El rey te mira. No hay ni rastro del que fuera tu padre en él. Sientes que no estás haciendo lo que se espera de ti. Pero sigues hablando.
–Creo, creo que no estamos actuando bien. Esto no está bien. Esas palabras, lo que buscaban era amedrentarnos, que nos quedásemos aquí, sin hacer nada… ¡Nada!, –casi lo gritas– pero, ¿no es eso rendirse, no es hacer caso al enemigo?
–¡NIEVE! –te reprende el rey. Pero no le haces caso.
–Lo he visto… ¡lo he visto! Vivimos prisioneros dentro de un laberinto…l-lo he visto. –Alzas las manos, con impotencia. Por el rabillo del ojo ves como Adira se abre paso hacia ti.
Saymon hace un gesto a sus guardias… en el acto estos van tras Adira y la retienen. Ella hace ademán de llevarse la mano a la espada que cuelga de su cadera, pero algo la detiene en el último instante. Sigues hablando. De pronto los cuentos que contabas sobre otros lugares, de pequeña, a tus hermanos… sientes que son reales. Y no puedes dejar de hablar. No quieres parar.

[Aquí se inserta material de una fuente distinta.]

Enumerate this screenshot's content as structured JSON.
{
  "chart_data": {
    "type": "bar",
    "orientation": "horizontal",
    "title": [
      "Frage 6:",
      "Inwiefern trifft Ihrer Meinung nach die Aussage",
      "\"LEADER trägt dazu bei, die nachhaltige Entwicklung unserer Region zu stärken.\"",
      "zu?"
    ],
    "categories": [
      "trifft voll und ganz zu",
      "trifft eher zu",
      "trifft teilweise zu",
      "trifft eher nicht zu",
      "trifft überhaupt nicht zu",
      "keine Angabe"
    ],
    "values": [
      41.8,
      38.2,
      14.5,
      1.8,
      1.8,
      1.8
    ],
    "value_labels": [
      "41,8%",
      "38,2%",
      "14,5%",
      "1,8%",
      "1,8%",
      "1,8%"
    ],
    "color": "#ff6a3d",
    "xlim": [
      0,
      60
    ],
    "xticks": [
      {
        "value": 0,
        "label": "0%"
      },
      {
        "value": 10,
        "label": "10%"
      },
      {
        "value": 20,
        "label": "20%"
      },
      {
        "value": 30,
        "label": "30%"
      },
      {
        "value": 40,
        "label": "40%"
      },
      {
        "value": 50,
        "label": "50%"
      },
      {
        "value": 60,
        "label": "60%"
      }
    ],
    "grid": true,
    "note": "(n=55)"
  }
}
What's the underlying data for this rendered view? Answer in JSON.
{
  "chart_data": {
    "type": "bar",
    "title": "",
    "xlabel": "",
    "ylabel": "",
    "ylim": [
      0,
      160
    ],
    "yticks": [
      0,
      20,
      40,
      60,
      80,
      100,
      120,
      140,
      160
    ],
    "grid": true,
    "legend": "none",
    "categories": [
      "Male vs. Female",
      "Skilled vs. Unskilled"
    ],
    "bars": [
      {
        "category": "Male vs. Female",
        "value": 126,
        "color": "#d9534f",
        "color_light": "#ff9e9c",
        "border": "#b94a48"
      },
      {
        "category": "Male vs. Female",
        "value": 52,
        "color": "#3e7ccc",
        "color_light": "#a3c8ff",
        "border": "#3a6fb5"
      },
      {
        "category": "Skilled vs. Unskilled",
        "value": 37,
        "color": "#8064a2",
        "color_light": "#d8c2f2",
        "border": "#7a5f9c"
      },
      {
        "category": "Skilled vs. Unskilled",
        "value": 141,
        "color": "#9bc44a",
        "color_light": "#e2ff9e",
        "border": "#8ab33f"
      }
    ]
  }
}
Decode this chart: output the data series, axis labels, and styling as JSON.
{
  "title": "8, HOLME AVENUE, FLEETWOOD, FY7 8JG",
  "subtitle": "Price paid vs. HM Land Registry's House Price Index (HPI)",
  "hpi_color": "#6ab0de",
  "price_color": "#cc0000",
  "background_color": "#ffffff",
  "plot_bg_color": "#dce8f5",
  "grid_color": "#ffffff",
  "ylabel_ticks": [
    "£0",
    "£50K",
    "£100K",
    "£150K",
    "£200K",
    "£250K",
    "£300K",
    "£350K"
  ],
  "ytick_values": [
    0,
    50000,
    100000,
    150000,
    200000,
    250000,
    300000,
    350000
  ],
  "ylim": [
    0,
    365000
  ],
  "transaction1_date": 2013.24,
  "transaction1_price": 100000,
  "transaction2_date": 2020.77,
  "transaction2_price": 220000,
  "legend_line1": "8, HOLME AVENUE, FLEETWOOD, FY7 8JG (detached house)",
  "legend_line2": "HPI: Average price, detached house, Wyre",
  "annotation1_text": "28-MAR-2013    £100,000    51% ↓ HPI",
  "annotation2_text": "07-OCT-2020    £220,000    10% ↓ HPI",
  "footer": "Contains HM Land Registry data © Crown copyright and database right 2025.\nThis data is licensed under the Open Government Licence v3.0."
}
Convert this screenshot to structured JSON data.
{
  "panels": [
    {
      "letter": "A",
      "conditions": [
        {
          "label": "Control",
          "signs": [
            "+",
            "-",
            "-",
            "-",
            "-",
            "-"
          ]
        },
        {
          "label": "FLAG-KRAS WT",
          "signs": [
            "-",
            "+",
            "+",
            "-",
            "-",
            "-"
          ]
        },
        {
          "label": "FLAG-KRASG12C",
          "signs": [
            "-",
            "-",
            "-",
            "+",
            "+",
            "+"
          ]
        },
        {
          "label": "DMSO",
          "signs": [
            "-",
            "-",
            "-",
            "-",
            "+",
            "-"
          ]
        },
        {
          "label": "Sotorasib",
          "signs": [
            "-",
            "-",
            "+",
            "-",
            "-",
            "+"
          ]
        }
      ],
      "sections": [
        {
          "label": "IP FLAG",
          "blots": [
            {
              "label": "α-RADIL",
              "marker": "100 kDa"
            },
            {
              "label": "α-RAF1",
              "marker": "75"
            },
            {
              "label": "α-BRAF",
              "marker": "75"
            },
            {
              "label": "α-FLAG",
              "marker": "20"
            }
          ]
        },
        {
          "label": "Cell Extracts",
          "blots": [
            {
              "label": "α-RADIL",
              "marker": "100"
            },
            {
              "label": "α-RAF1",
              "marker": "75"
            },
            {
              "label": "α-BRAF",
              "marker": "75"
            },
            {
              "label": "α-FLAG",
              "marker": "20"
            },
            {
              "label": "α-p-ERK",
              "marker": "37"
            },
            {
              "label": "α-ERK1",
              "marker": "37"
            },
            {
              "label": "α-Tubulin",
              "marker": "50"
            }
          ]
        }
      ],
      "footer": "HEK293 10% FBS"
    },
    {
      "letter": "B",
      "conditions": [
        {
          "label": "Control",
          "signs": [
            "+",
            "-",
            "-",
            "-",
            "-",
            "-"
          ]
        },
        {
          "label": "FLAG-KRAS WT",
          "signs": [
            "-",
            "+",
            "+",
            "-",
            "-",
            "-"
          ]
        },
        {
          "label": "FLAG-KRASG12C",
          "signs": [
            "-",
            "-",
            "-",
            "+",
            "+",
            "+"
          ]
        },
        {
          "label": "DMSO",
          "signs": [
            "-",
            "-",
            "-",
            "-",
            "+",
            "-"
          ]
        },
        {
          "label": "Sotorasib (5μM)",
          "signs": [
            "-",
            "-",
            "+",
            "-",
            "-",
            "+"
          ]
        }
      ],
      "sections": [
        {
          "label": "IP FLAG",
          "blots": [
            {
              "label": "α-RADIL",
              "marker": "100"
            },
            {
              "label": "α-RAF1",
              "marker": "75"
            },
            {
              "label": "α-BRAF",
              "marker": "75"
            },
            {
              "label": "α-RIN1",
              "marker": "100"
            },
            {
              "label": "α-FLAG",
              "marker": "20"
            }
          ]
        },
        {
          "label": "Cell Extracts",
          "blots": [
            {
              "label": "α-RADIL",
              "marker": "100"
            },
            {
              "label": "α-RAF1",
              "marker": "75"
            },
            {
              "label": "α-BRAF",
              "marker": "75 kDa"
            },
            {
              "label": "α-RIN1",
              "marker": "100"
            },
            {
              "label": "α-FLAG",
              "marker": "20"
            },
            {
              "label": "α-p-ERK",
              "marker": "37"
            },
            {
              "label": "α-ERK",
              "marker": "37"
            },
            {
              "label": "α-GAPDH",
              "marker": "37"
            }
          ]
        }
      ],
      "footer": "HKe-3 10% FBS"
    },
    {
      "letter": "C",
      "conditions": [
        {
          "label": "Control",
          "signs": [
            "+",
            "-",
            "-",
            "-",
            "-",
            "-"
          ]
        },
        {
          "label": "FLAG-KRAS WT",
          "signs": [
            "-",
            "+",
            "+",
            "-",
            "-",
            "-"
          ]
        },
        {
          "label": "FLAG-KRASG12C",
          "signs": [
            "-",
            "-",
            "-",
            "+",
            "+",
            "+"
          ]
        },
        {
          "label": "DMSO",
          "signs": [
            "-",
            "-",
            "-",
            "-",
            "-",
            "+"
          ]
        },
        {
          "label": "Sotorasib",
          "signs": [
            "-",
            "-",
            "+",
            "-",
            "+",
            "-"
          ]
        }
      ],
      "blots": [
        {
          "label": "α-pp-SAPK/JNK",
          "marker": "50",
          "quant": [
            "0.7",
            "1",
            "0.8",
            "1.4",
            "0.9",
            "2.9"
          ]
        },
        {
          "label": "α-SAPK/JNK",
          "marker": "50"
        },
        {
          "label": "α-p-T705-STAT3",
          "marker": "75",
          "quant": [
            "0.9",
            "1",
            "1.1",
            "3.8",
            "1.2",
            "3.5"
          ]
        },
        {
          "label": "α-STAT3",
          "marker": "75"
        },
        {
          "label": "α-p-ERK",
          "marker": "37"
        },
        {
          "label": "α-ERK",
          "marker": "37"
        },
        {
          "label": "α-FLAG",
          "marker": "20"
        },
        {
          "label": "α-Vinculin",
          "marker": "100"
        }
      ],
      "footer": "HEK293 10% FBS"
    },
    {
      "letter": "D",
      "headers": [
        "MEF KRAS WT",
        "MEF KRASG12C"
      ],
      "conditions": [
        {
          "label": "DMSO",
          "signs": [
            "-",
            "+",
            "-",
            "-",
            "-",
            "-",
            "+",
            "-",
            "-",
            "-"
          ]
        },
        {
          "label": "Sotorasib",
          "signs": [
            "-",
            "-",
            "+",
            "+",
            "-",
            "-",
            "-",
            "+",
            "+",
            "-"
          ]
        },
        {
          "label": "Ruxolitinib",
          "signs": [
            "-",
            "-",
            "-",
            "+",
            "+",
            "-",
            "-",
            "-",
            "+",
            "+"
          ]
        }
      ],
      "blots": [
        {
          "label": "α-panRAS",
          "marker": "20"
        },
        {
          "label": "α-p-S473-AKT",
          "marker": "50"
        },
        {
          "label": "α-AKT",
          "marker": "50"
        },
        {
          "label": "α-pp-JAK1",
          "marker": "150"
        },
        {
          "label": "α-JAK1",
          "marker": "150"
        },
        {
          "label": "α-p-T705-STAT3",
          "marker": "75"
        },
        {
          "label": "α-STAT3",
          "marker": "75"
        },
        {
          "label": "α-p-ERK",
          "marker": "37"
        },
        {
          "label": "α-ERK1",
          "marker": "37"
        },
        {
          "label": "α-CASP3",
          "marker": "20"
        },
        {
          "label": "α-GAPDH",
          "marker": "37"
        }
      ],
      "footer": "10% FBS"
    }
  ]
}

–Hay vida ahí fuera. Vivimos aquí, toda nuestra vida, acobardados, con miedo al mundo y a sus monstruos, pero no podemos ser los únicos en existir en toda Borealís, sé que tienen que haber más cosas buenas en este mundo. Dejadme ir a ver. Dejadme ir a buscarlas.
Y apenas lo has acabado de decir, no puedes creer haberlo dicho.
Silencio.

En ese momento no podías saberlo, pero fue a partir de aquel instante, cuando el punto de vista de la gente de Nivenwayr hacia ti empezó a cambiar para siempre. Fue la primera vez en que se mencionó un nombre que viviría mucho más allá de tu tiempo, cuando ni tú ni nadie de los seres que conociste y las personas a las que amaste seríais más que recuerdos. 
Pero la realidad no entiende de héroes…

Te has dejado llevar por la misma emoción que experimentas cuando cuentas cuentos a tus hermanos. Sólo que este cuento es real. Y de golpe eres consciente de que has pedido salir voluntariamente a un mundo lleno de oscuridades mayores que las que se ocultan en tus más horribles pesadillas. 
Saymon se lleva una mano rápida a los ojos. 

Por fin, exclama el rey Knox:
–No hablaremos más esta noche. Se posterga la Asamblea hasta mañana.